En men hoopt te Parijs dat, vóórtaan, deze, door den heer Zimmermann als praatjes gekwalificeerde verhalen, achterwege zullen blijven…
Wij hebben zó weinig behoefte aan „racolage” in het buitenland wordt mij, in een goed ingelicht milieu, gezegd dat wij bij voortduring in Frankrijk zelf volk weigeren voor het Vreemdenlegioen, waarvan de numerieke sterkte, begrijpelijkerwijze, beperkt is. Nous refusons du mondt’!
Verbeeld u dat wij in den vreemde zouden gaan zoeken met het vooruitzicht van allerlei onaangenaamheden en verwikkelingen! wat wij in ons eigen land vijfmaal op de 10 van de hand wijzen. Quelle invraisemblable sottise!
Het doet ons genoegende onwaarheid van dit belachelijke sprookje nu eens officieel te horen constateren door de Duitsche regering. Het spreekt wel van zélf, niet waar?, dat de heer Zimmermann niet zou hebben nagelaten om, indien ook maar een enkelen keer de authenticiteit gebleken was van een, door de Duitsche pers gesignaleerd, geval van „racolage” voor het Legioen, dit in de budget-commissie te zeggen. C’est été son droit et même son devoir!

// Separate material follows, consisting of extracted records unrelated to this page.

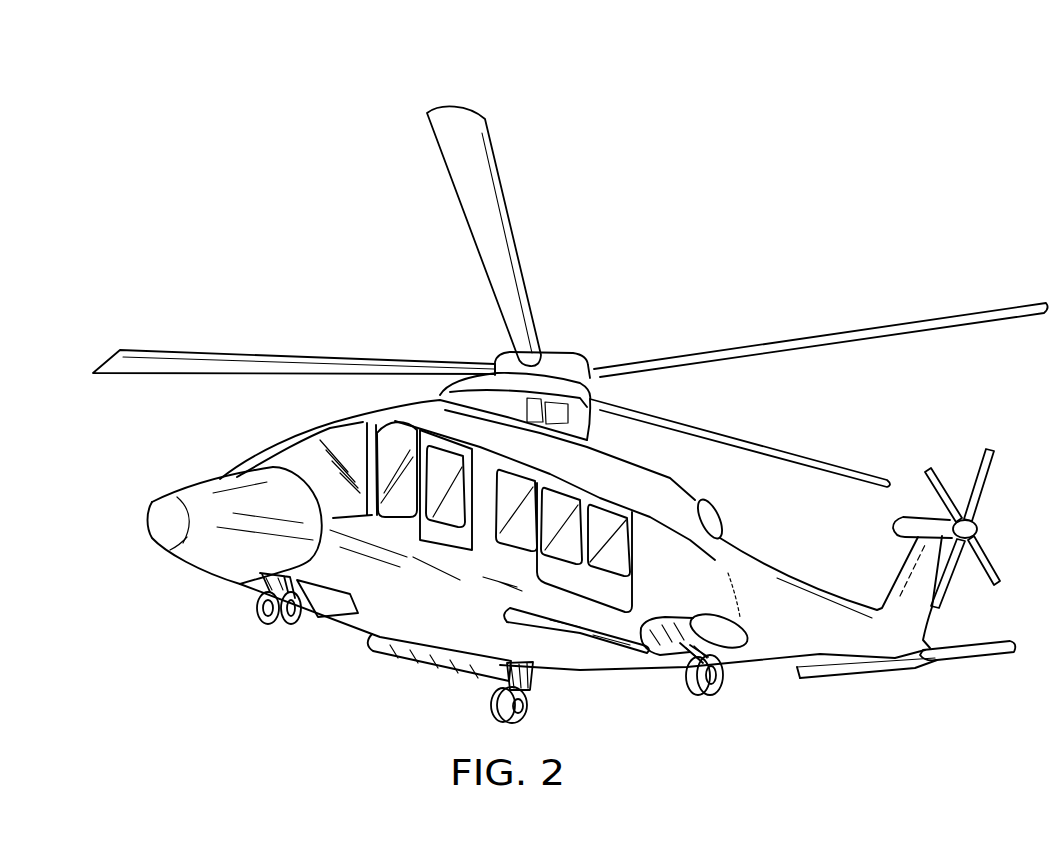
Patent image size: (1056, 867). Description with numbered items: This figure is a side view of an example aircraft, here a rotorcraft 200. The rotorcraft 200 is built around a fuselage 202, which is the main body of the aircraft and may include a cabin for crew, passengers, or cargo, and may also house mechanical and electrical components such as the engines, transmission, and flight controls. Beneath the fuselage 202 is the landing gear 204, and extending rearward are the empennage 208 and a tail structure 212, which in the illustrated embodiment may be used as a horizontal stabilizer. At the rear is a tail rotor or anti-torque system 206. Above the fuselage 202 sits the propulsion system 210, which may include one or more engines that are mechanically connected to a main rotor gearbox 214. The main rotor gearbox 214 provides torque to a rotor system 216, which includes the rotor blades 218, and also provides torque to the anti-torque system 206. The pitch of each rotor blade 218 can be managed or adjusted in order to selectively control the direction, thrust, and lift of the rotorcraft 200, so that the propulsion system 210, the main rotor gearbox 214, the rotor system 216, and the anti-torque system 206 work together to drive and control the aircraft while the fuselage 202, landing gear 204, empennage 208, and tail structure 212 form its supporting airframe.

The rotorcraft 200 is at (236, 93).
The fuselage 202 is at (353, 623).
The landing gear 204 is at (263, 628).
The tail rotor or anti-torque system 206 is at (961, 431).
The empennage 208 is at (777, 667).
The propulsion system 210 is at (432, 304).
The tail structure 212 is at (973, 653).
The main rotor gearbox 214 is at (603, 427).
The rotor system 216 is at (588, 348).
The rotor blades 218 is at (800, 350).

Maar hij heeft het tegendeel verklaard, et pour cause: „Geregeld (regelmassig)” bleken de krantenverhalen omtrent werving voor het Vreemdenlegioen in Duitschland, „op valse geruchten gegrond” te zijn. Door zijn opmerkingen dat „die Wirkung öffentlicher Warnungen” tegen het Legioen ‘hem „twijfelachtig” voorkwam, heeft de heer Zimmermann impliciet de methoden afgekeurd van hen die, door theater-voorstellingen en dergelijke middelen, stemming pogen te maken tegen het Vreemdenlegioen en daardoor, noodzakelijkerwijze, tegen Frankrijk

Der Fremdenlegionär
Leiden und Abenteuer eines Deutschen in der Fremdenlegion in 5 Akten
[SKD Museum]

Het doet ons oprecht genoegen te constateren, dat dit soort propaganda niet wordt goedgekeurd door de verantwoordelijke Duitsche regeeringspersonen.

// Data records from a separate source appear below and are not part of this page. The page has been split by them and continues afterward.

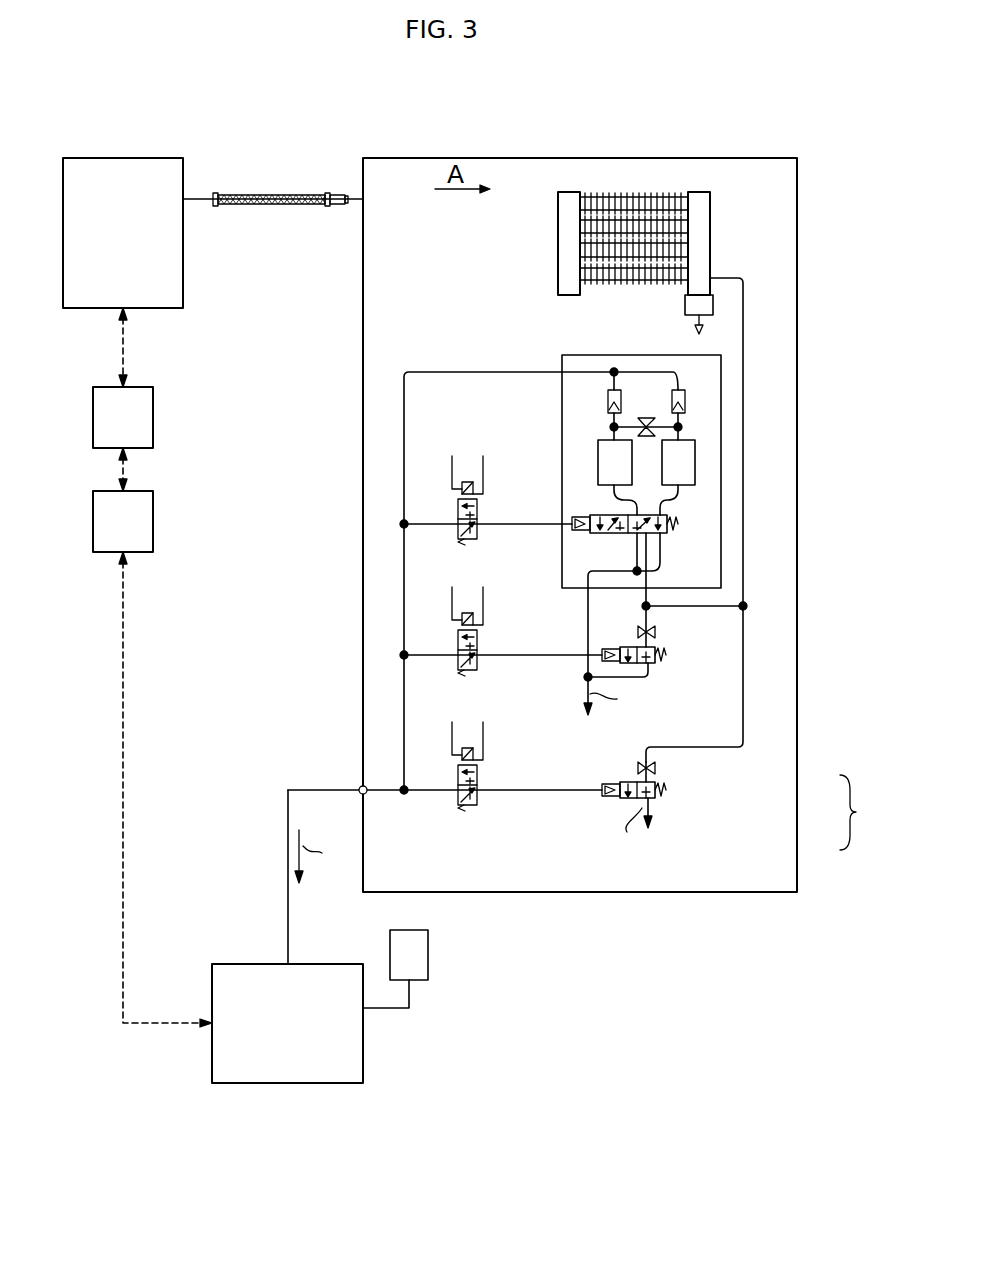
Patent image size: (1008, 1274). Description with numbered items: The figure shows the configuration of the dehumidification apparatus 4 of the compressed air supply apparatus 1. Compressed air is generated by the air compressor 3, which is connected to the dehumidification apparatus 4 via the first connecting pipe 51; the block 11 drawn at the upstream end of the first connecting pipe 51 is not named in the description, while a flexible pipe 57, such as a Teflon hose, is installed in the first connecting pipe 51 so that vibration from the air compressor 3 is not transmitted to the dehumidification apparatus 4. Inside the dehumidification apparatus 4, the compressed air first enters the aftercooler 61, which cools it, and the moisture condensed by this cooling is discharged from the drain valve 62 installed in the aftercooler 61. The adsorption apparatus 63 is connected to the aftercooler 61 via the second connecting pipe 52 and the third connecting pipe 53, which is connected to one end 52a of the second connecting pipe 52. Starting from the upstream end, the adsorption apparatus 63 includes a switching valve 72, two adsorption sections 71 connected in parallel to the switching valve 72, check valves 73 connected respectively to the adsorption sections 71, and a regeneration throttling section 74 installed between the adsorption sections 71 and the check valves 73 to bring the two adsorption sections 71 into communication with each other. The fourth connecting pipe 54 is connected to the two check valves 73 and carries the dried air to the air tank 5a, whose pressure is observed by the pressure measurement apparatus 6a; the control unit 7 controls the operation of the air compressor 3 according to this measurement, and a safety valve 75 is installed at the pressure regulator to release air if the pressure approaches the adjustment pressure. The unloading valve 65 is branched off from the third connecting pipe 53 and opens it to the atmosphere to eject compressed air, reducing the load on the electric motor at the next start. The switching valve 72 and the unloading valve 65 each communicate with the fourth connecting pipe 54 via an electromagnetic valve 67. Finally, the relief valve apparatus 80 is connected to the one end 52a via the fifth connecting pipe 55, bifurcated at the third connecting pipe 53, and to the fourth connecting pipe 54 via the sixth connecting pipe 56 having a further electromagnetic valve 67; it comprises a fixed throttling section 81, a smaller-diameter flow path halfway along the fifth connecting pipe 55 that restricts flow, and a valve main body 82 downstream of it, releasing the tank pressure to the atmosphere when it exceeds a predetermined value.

The compressed air supply apparatus 1 is at (108, 1052).
The air compressor 3 is at (748, 122).
The dehumidification apparatus 4 is at (552, 158).
The air tank 5a is at (363, 1057).
The pressure measurement apparatus 6a is at (153, 522).
The control unit 7 is at (153, 417).
The hydrogen tank 11 is at (120, 158).
The first connecting pipe 51 is at (197, 195).
The second connecting pipe 52 is at (743, 370).
The one end of the second connecting pipe 52a is at (746, 606).
The third connecting pipe 53 is at (703, 608).
The fourth connecting pipe 54 is at (465, 372).
The fifth connecting pipe 55 is at (743, 717).
The sixth connecting pipe 56 is at (542, 793).
The flexible pipe 57 is at (274, 195).
The aftercooler 61 is at (700, 192).
The drain valve 62 is at (713, 308).
The adsorption apparatus 63 is at (721, 505).
The unloading valve 65 is at (653, 667).
The electromagnetic valve 67 is at (483, 464).
The adsorption section 71 is at (598, 455).
The switching valve 72 is at (655, 540).
The check valve 73 is at (608, 400).
The regeneration throttling section 74 is at (648, 417).
The safety valve 75 is at (430, 962).
The relief valve apparatus 80 is at (867, 812).
The fixed throttling section 81 is at (656, 768).
The valve main body 82 is at (655, 805).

Verwonderen doet het ons te meer dat, 24 uur na deze loyale verklaringen van den onder-secretaris van Staat, Duitsche officieren in uniform een toneelvoorstelling van dit genre, in het Berlijnse Eis-Palast gegeven, hebben kunnen bijwonen.
Maar dat, zoals sommige kranten vermelden, de Duitsche militaire autoriteiten soldaten ter beschikking hebben gesteld van de ondernemers dezer vertoning, waarvan een der „tableaux” de executie voorstelt van een Fransch soldaat door Duitsche militairen, dat geloven wij, voorlopig, niet.

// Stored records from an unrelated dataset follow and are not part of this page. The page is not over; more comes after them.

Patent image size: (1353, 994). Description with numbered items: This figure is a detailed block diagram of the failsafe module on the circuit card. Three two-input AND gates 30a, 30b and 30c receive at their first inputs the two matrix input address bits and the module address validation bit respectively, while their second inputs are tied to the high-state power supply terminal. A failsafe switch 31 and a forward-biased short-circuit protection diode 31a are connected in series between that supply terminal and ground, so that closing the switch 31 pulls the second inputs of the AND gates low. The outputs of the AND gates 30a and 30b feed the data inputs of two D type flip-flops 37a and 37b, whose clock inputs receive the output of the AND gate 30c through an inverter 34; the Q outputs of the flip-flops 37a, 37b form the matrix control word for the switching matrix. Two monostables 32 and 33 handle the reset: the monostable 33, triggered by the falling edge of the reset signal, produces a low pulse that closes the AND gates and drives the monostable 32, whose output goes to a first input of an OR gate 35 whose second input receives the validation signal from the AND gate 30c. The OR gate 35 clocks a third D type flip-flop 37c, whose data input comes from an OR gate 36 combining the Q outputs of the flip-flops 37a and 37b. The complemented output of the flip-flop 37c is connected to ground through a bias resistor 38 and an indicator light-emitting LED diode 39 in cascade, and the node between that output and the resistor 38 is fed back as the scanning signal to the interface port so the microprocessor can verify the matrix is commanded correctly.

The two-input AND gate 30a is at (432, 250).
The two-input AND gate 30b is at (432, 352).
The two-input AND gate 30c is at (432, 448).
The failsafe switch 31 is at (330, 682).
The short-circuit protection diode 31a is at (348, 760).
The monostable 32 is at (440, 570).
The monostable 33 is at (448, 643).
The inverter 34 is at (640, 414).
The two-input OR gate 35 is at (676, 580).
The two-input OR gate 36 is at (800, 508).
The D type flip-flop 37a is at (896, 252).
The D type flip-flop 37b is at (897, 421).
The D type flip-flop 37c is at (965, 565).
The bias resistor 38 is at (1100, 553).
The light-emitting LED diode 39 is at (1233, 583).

Dit zou zo tegenstrijdig zijn, en zo ongehoord (cela serait tellement contradictoire et tellement inoui)”
Tenzij dit is een opmerking die ik in petto maakte tenzij de Duitsche burgerlijke en de Duitsche militaire autoriteiten het onderling niet ééns zijn over sommige aangelegenheden.
In élk geval, een „bon point” voor den heer Zimmermann.